Через день он снова отправился к озеру. Ему вдруг показалось, что желание увидеть Ксату стало другим, переменилось, стало уже не мучительным, болезненно-непреодолимым, а легким, почти — будоражащим, почти придающим силы. Сначала ему казалось, что он уже устал от этого желания, даже — оно причиняет ему тупую боль. Теперь он понимал, что это желание нужно ему, необходимо. Он уже решил преодолеть себя, пойти в деревню и просто спросить, где живет Ксата. Просто — найти ее.

Поэтому, пробираясь сквозь заросли, почти забыв о возможности встретить Ксату именно здесь, наедине, как он хотел, — он, увидев у самой воды ее темно-голубую накидку, не сразу поверил, что это она. Но Ксата повернула голову — и он оказался рядом.

Ксата смотрела на него со странным, легким напряжением — и одновременно с насмешкой. В этом напряжении, в этой насмешке он почувствовал какое-то обещание, ожидание чего-то, что может случиться, — обещание, о котором он даже не смел подумать.

— Здравствуйте, сударь, — еле заметно поклонившись, сказала она. — Как спали?

Вдруг он понял, не веря еще себе: в этом шутливом поклоне, в этом кривлянье как раз и было обещание. С трудом понимаемый им намек — именно в этом кривлянье, в этом насмешливом и одновременно пытающемся что-то скрыть: «Здравствуйте, сударь».
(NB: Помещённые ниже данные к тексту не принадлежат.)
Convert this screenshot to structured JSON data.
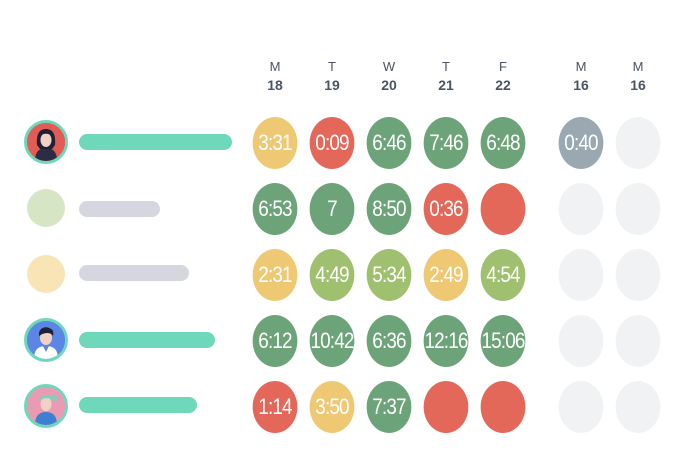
{
  "colors": {
    "green": "#6da379",
    "yellow": "#efc873",
    "red": "#e3685a",
    "lightgreen": "#9fc06e",
    "gray": "#9aa8b2",
    "empty": "#f0f2f4",
    "teal_bar": "#6fd8bb",
    "gray_bar": "#d4d8de"
  },
  "days": [
    {
      "letter": "M",
      "date": "18"
    },
    {
      "letter": "T",
      "date": "19"
    },
    {
      "letter": "W",
      "date": "20"
    },
    {
      "letter": "T",
      "date": "21"
    },
    {
      "letter": "F",
      "date": "22"
    },
    {
      "letter": "M",
      "date": "16"
    },
    {
      "letter": "M",
      "date": "16"
    }
  ],
  "rows": [
    {
      "avatar": "avatar-woman-icon",
      "cells": [
        {
          "text": "3:31",
          "color": "yellow"
        },
        {
          "text": "0:09",
          "color": "red"
        },
        {
          "text": "6:46",
          "color": "green"
        },
        {
          "text": "7:46",
          "color": "green"
        },
        {
          "text": "6:48",
          "color": "green"
        },
        {
          "text": "0:40",
          "color": "gray"
        },
        {
          "text": "",
          "color": "empty"
        }
      ]
    },
    {
      "avatar": "avatar-placeholder-green",
      "cells": [
        {
          "text": "6:53",
          "color": "green"
        },
        {
          "text": "7",
          "color": "green"
        },
        {
          "text": "8:50",
          "color": "green"
        },
        {
          "text": "0:36",
          "color": "red"
        },
        {
          "text": "",
          "color": "red"
        },
        {
          "text": "",
          "color": "empty"
        },
        {
          "text": "",
          "color": "empty"
        }
      ]
    },
    {
      "avatar": "avatar-placeholder-yellow",
      "cells": [
        {
          "text": "2:31",
          "color": "yellow"
        },
        {
          "text": "4:49",
          "color": "lightgreen"
        },
        {
          "text": "5:34",
          "color": "lightgreen"
        },
        {
          "text": "2:49",
          "color": "yellow"
        },
        {
          "text": "4:54",
          "color": "lightgreen"
        },
        {
          "text": "",
          "color": "empty"
        },
        {
          "text": "",
          "color": "empty"
        }
      ]
    },
    {
      "avatar": "avatar-man-icon",
      "cells": [
        {
          "text": "6:12",
          "color": "green"
        },
        {
          "text": "10:42",
          "color": "green"
        },
        {
          "text": "6:36",
          "color": "green"
        },
        {
          "text": "12:16",
          "color": "green"
        },
        {
          "text": "15:06",
          "color": "green"
        },
        {
          "text": "",
          "color": "empty"
        },
        {
          "text": "",
          "color": "empty"
        }
      ]
    },
    {
      "avatar": "avatar-woman-ponytail-icon",
      "cells": [
        {
          "text": "1:14",
          "color": "red"
        },
        {
          "text": "3:50",
          "color": "yellow"
        },
        {
          "text": "7:37",
          "color": "green"
        },
        {
          "text": "",
          "color": "red"
        },
        {
          "text": "",
          "color": "red"
        },
        {
          "text": "",
          "color": "empty"
        },
        {
          "text": "",
          "color": "empty"
        }
      ]
    }
  ]
}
Он вдруг понял — все его опасения, все страхи, что он ее не встретит, были напрасны. Но она уже отбросила свой шутовской тон, она стояла, держа у горла накидку, внимательно изучая его. Нахмурившись, будто пытаясь что-то разглядеть в нем, в его глазах, в движениях его лица. Он понял: в этом взгляде живет сейчас напряженная, мучительная искренность — но ведь искренность и есть обещание. Но этого не может быть, подумал он. Но это сейчас не удивляет его, он воспринимает это как должное. Он видит сейчас красоту Ксаты — удивительную, неповторимую. Видит соразмерность ее лица, ту же прозрачную глубину глаз. Эта глубина и эта соразмерность остались такими же, какими были тогда, когда Ксата сидела в хижине. И снова он ощутил сладостное чувство, что-то обещающее ему, за которым обычно должен был следовать испуг, — и понял, что в нем уже нет испуга.